Aquellas palabras me producían una rara desazón. Por fin empezaba a averiguar cosas importantes de los Mendes, pero las penosas circunstancias que describía Isaac Onkeneira me desconcertaban. Si para nosotros, los cristianos, el Gran Turco era el mismo demonio, comprendí que para ellos lo era el Rey Católico.
El trujamán continuó con su relato, enfervorizadamente:
—Pues, aunque fracasara su intento de instalar a los judíos en Chipre, una vez más pusieron tesón los Mendes en auxiliar a sus hermanos. Ahora fue doña Gracia, La Señora, quien se empeñó en algo todavía más sublime: retornarlos a Israel, la verdadera patria. Ella había deseado terminar sus días en aquella Tierra Santa y convenció al sultán Solimán para que le concediera amplios terrenos en Tiberíades. Donde se halla el añorado Valle de Josafat, enterró a su difunto esposo y pretendió quedarse a vivir allí. Pero aquello es peligroso, alejado e inhóspito, así que decidió regresar. Lo cual no significa que haya olvidado su plan de instalar una comunidad hebrea en la Tierra Santa. Mantiene en Palestina academias donde aprenden los estudiosos rabinos. Puede ser el comienzo de un venturoso futuro…
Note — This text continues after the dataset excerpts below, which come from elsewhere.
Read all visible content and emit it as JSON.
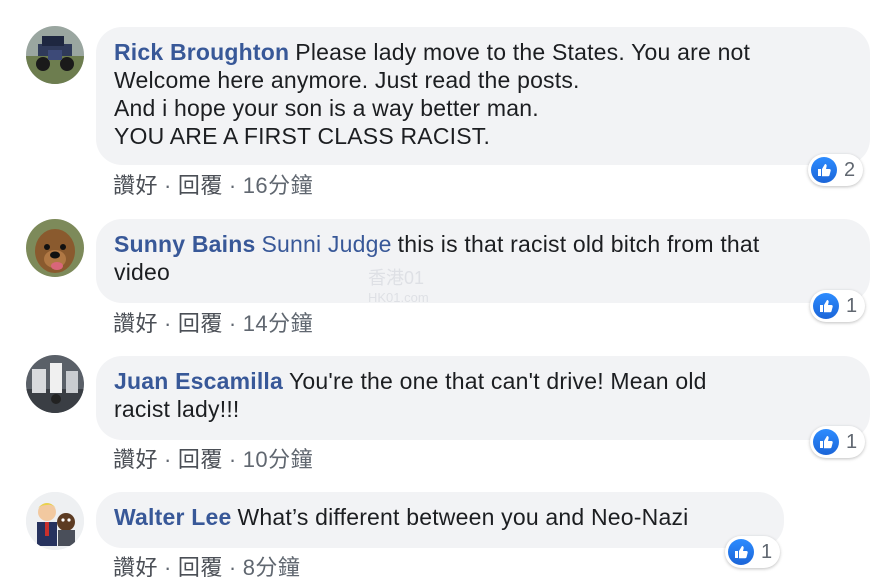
{
  "comments": [
    {
      "author": "Rick Broughton",
      "mention": "",
      "text": "Please lady move to the States. You are not\nWelcome here anymore. Just read the posts.\nAnd i hope your son is a way better man.\nYOU ARE A FIRST CLASS RACIST.",
      "like_label": "讚好",
      "reply_label": "回覆",
      "time": "16分鐘",
      "reaction_count": "2"
    },
    {
      "author": "Sunny Bains",
      "mention": "Sunni Judge",
      "text": "this is that racist old bitch from that\nvideo",
      "like_label": "讚好",
      "reply_label": "回覆",
      "time": "14分鐘",
      "reaction_count": "1"
    },
    {
      "author": "Juan Escamilla",
      "mention": "",
      "text": "You're the one that can't drive! Mean old\nracist lady!!!",
      "like_label": "讚好",
      "reply_label": "回覆",
      "time": "10分鐘",
      "reaction_count": "1"
    },
    {
      "author": "Walter Lee",
      "mention": "",
      "text": "What’s different between you and Neo-Nazi",
      "like_label": "讚好",
      "reply_label": "回覆",
      "time": "8分鐘",
      "reaction_count": "1"
    }
  ],
  "watermark": {
    "line1": "香港01",
    "line2": "HK01.com"
  },
  "colors": {
    "author": "#385898",
    "bubble": "#f2f3f5",
    "like": "#1b74e4"
  }
}
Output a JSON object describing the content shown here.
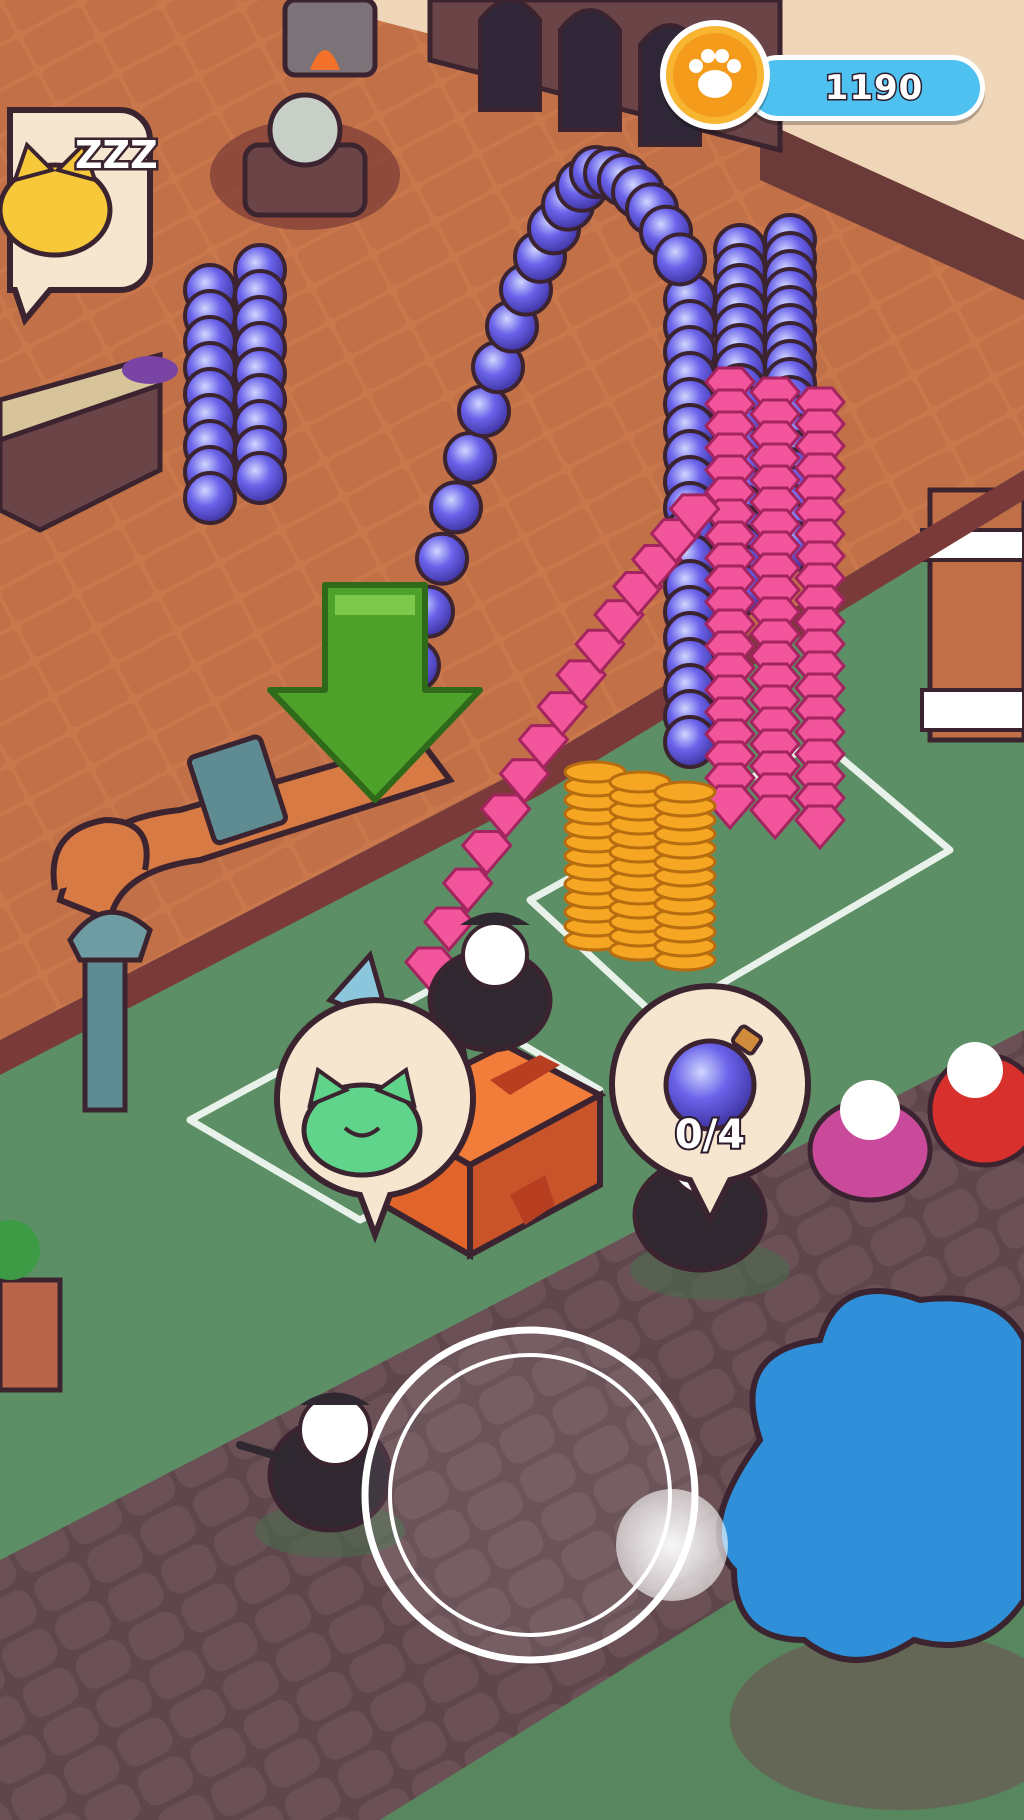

—Creo que nos estamos poniendo tristes —observó Gamali—. ¿Me permitís que cante algo?
—¡Claro! —exclamó el trujamán—. ¡Basta de penas!
Gamali cogió su laúd y empezó a tararear una canción muy alegre. Las mujeres de la casa y los nietos de Onkeneira se aproximaron enseguida para participar de la fiesta. Se animaron y la danza terminó de disipar la melancolía.
Más tarde salimos todos al jardín. El calor de la jornada había disminuido y las estrellas brillaban en lo alto. A la luz de las lámparas dispersas, los rostros parecían pálidos y felices. Todo el mundo sonreía.
Una de las mujeres, gruesa y estrafalaria, corrió entre risitas a por la bella Levana y la trajo a tirones de la mano. Cuando la tuve a dos palmos enmudecí.
—Anda, dile algo hermoso —me rogó la mujer gruesa con desvergüenza—. ¡Está encandilada contigo!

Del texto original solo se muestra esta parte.